CIENTO CINCUENTA Y NUEVE
Jadeante y sudando a mares, Eaton aguardaba detrás de la estación intentando contener un ataque de tos. La pequeña brisa que acababa de levantarse había dispersado un poco el humo, lo suficiente para permitirle contemplar la escena que se producía ante sus ojos: Harry Addison descendía por la colina con el enano en brazos, el enano junto a quien había abandonado el apartamento de Via Niccolò V por la mañana. Caminaba deprisa, ocultándose tras una hilera de árboles al borde del camino de la estación.
A unos quince metros de distancia, Eaton divisó la locomotora verde que se aproximaba con lentitud a un vagón abandonado, en el que, con toda seguridad, pensaban huir. Miró atrás y contempló las puertas abiertas del Vaticano, después continuó buscando al padre Daniel, a quien se llevaría de allí aunque tuviera que cargar con él en brazos.
Eaton pasó por detrás de la estación y quedó de espaldas a las puertas abiertas. Ante sí vio al jefe de estación de pelo blanco que supervisaba la operación.
El hombre y los dos ocupantes de la locomotora constituían un inconveniente, pero el mayor problema apareció ante sus ojos encarnado en la figura de Adrianna Hall, que surgió de la nada y empezó a cruzar la colina en dirección a Harry y el enano.
Harry se detuvo al verla y le gritó unas palabras, como pidiéndole que se marchara, pero Adrianna no le hizo caso y continuó acercándose hasta caminar junto a Harry y observar al enano que llevaba en brazos. Ella le hablaba, pero Harry seguía caminando colina abajo hacia la estación.
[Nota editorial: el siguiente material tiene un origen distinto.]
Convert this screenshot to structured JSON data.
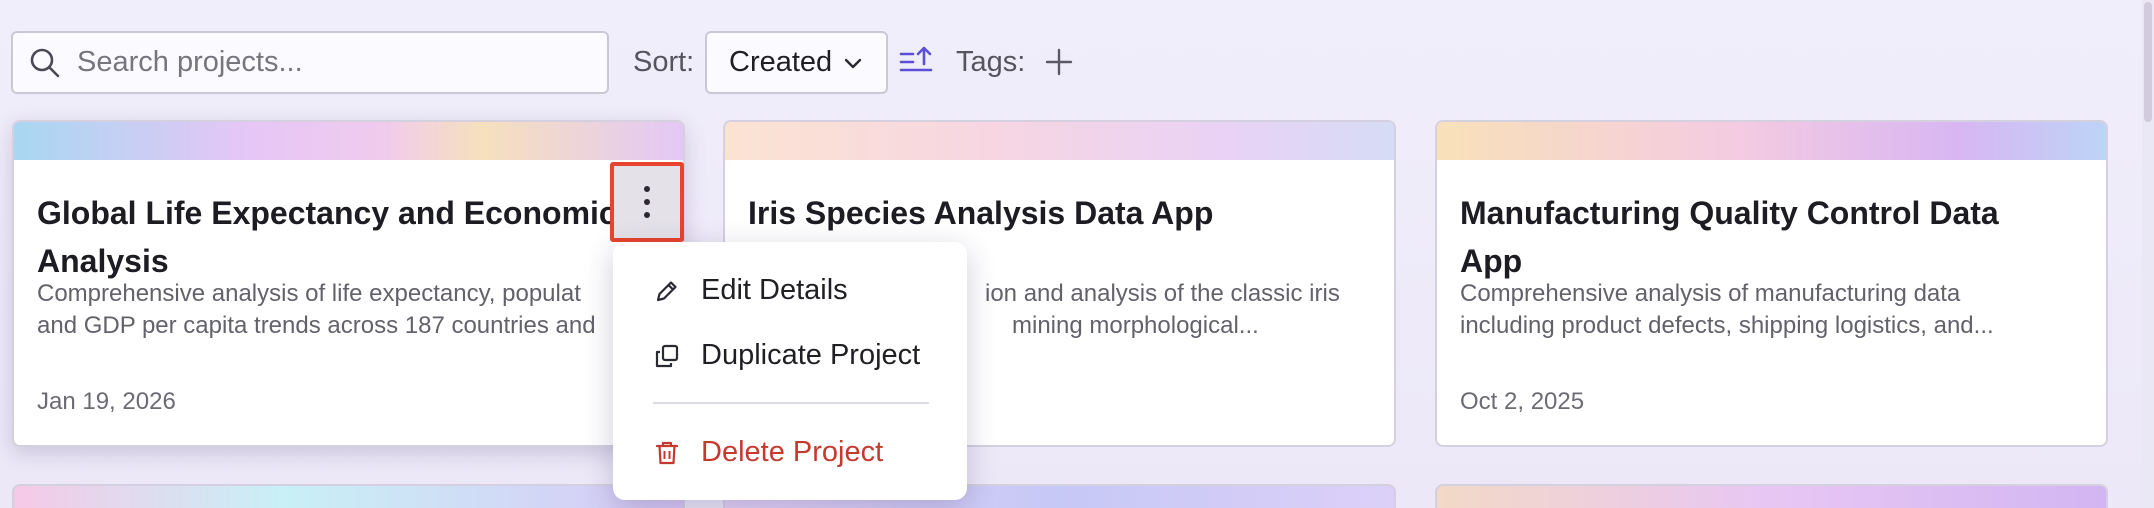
{
  "toolbar": {
    "search_placeholder": "Search projects...",
    "sort_label": "Sort:",
    "sort_value": "Created",
    "tags_label": "Tags:",
    "icons": [
      "search-icon",
      "chevron-down-icon",
      "sort-ascending-icon",
      "plus-icon"
    ]
  },
  "projects": [
    {
      "title": "Global Life Expectancy and Economic Analysis",
      "description_line1": "Comprehensive analysis of life expectancy, populat",
      "description_line2": "and GDP per capita trends across 187 countries and",
      "date": "Jan 19, 2026"
    },
    {
      "title": "Iris Species Analysis Data App",
      "description_line1": "ion and analysis of the classic iris",
      "description_line2": "mining morphological...",
      "date": ""
    },
    {
      "title": "Manufacturing Quality Control Data App",
      "description_line1": "Comprehensive analysis of manufacturing data",
      "description_line2": "including product defects, shipping logistics, and...",
      "date": "Oct 2, 2025"
    }
  ],
  "context_menu": {
    "edit": "Edit Details",
    "duplicate": "Duplicate Project",
    "delete": "Delete Project",
    "delete_color": "#c53a2f"
  },
  "colors": {
    "accent": "#5b4fd6",
    "highlight_border": "#e8432e"
  }
}
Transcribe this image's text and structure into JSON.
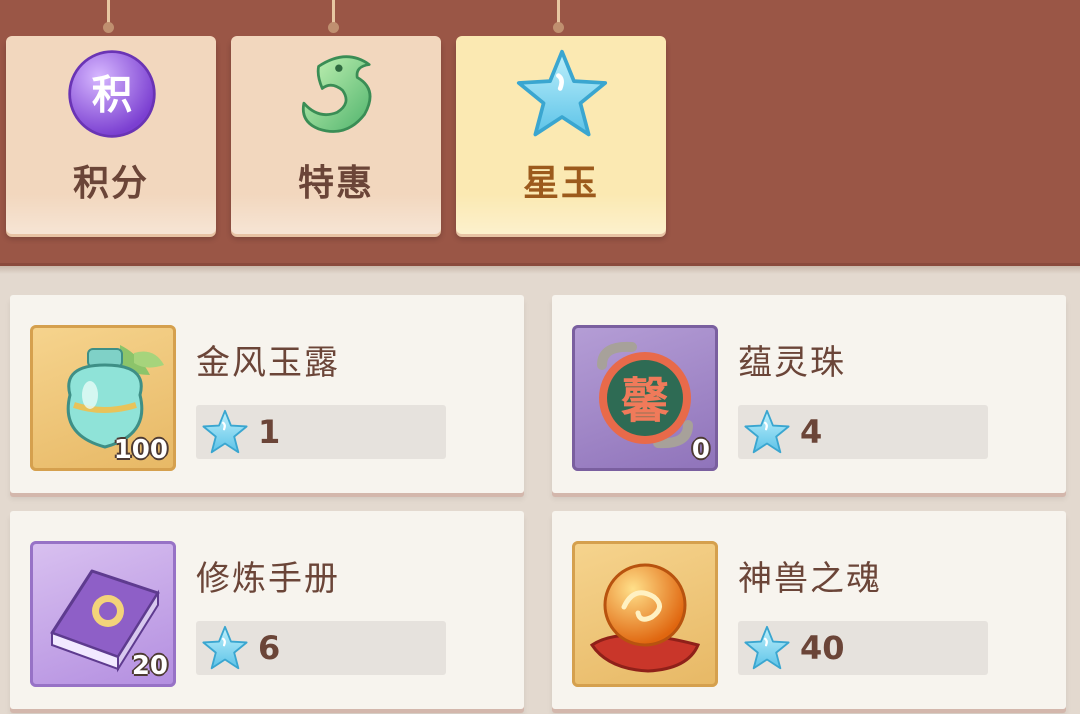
{
  "tabs": [
    {
      "label": "积分",
      "icon_text": "积",
      "icon": "points-orb-icon",
      "active": false
    },
    {
      "label": "特惠",
      "icon": "jade-dragon-icon",
      "active": false
    },
    {
      "label": "星玉",
      "icon": "star-jade-icon",
      "active": true
    }
  ],
  "items": [
    {
      "name": "金风玉露",
      "count": "100",
      "price": "1",
      "icon": "potion-bottle-icon"
    },
    {
      "name": "蕴灵珠",
      "count": "0",
      "price": "4",
      "icon_text": "馨",
      "icon": "spirit-orb-icon"
    },
    {
      "name": "修炼手册",
      "count": "20",
      "price": "6",
      "icon": "training-manual-icon"
    },
    {
      "name": "神兽之魂",
      "count": "",
      "price": "40",
      "icon": "beast-soul-orb-icon"
    }
  ],
  "colors": {
    "header_bg": "#9a5646",
    "tab_bg": "#f2d7be",
    "tab_active_bg": "#fbe9b2",
    "panel_bg": "#f7f4ee",
    "text": "#6b4538"
  }
}
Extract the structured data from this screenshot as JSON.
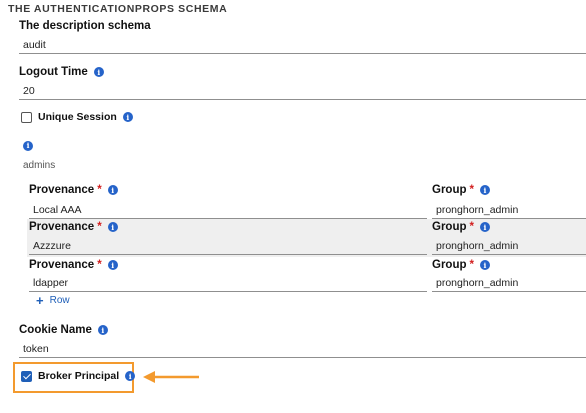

– ¡Mierda! -masculló Eaton, mientras buscaba con la mirada al padre Daniel.
– ¡Adrianna, vete de aquí! ¡No sabes qué estás haciendo! -gritó Harry, a punto de tropezar.
– Me voy contigo, eso es lo que estoy haciendo.
Casi al pie de la colina, cerca de las vías, vieron a los dos técnicos ferroviarios que, de espaldas a ellos, enganchaban el vagón a la locomotora verde.
– Tu hermano está en el vagón de mercancías, ¿verdad? Los ferroviarios no lo saben, pero allí es donde está.
Harry no hizo caso de la periodista y continuó avanzando al tiempo que rezaba por que los técnicos no levantaran la vista en ese momento y los descubrieran. Hércules gimió y esbozó una sonrisa.
– Los gitanos vendrán a buscarme cuando pare el tren… No deje que la policía me lleve, señor Harry… Los gitanos me enterrarán.
– Nadie va a enterrarte.
De pronto los ferroviarios se alejaron del vagón y se dirigieron a la locomotora.
– ¡Van a marcharse!
Harry comenzó a correr. Estaban muy cerca de las vías, y Adrianna le pisaba los talones.
Diez segundos más tarde cruzaron las vías por detrás del vagón y avanzaron junto a él sin que los vieran los ferroviarios.